🤖 AI Summary
Multilingual question-answering (QA) systems face dual challenges of objective factual consistency and subjective cultural adaptability—particularly critical in sensitive domains such as maternal and child health. To address this, we propose MIND, the first framework to integrate user-coordinated verification into multilingual factual consistency detection, explicitly distinguishing factual errors from culturally appropriate variations. Our method combines multilingual NLP techniques, context-aware answer comparison, culture-sensitive annotation, and bilingual human validation. Leveraging this pipeline, we construct the first publicly available bilingual dataset annotated for fact–culture inconsistency. Experiments demonstrate that MIND effectively identifies cross-lingual divergent answers across multiple domains, exhibits strong cross-domain generalization, and provides a scalable technical pathway—along with benchmark resources—for developing culturally aware, factually reliable multilingual QA systems.
📝 Abstract
Multilingual question answering (QA) systems must ensure factual consistency across languages, especially for objective queries such as What is jaundice?, while also accounting for cultural variation in subjective responses.

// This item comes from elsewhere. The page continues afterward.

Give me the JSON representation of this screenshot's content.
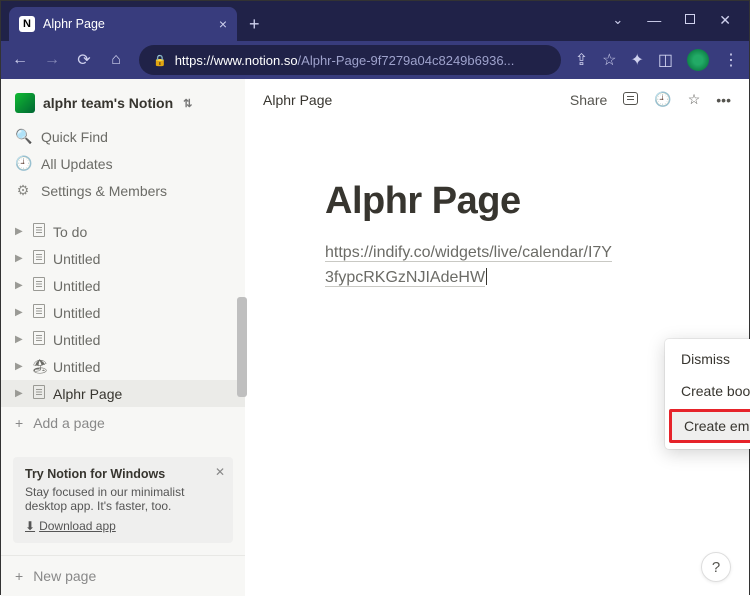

We propose MIND, a user-in-the-loop fact-checking pipeline to detect factual and cultural discrepancies in multilingual QA knowledge bases. MIND highlights divergent answers to culturally sensitive questions (e.g., Who assists in childbirth?) that vary by region and context. We evaluate MIND on a bilingual QA system in the maternal and infant health domain and release a dataset of bilingual questions annotated for factual and cultural inconsistencies. We further test MIND on datasets from other domains to assess generalization. In all cases, MIND reliably identifies inconsistencies, supporting the development of more culturally aware and factually consistent QA systems.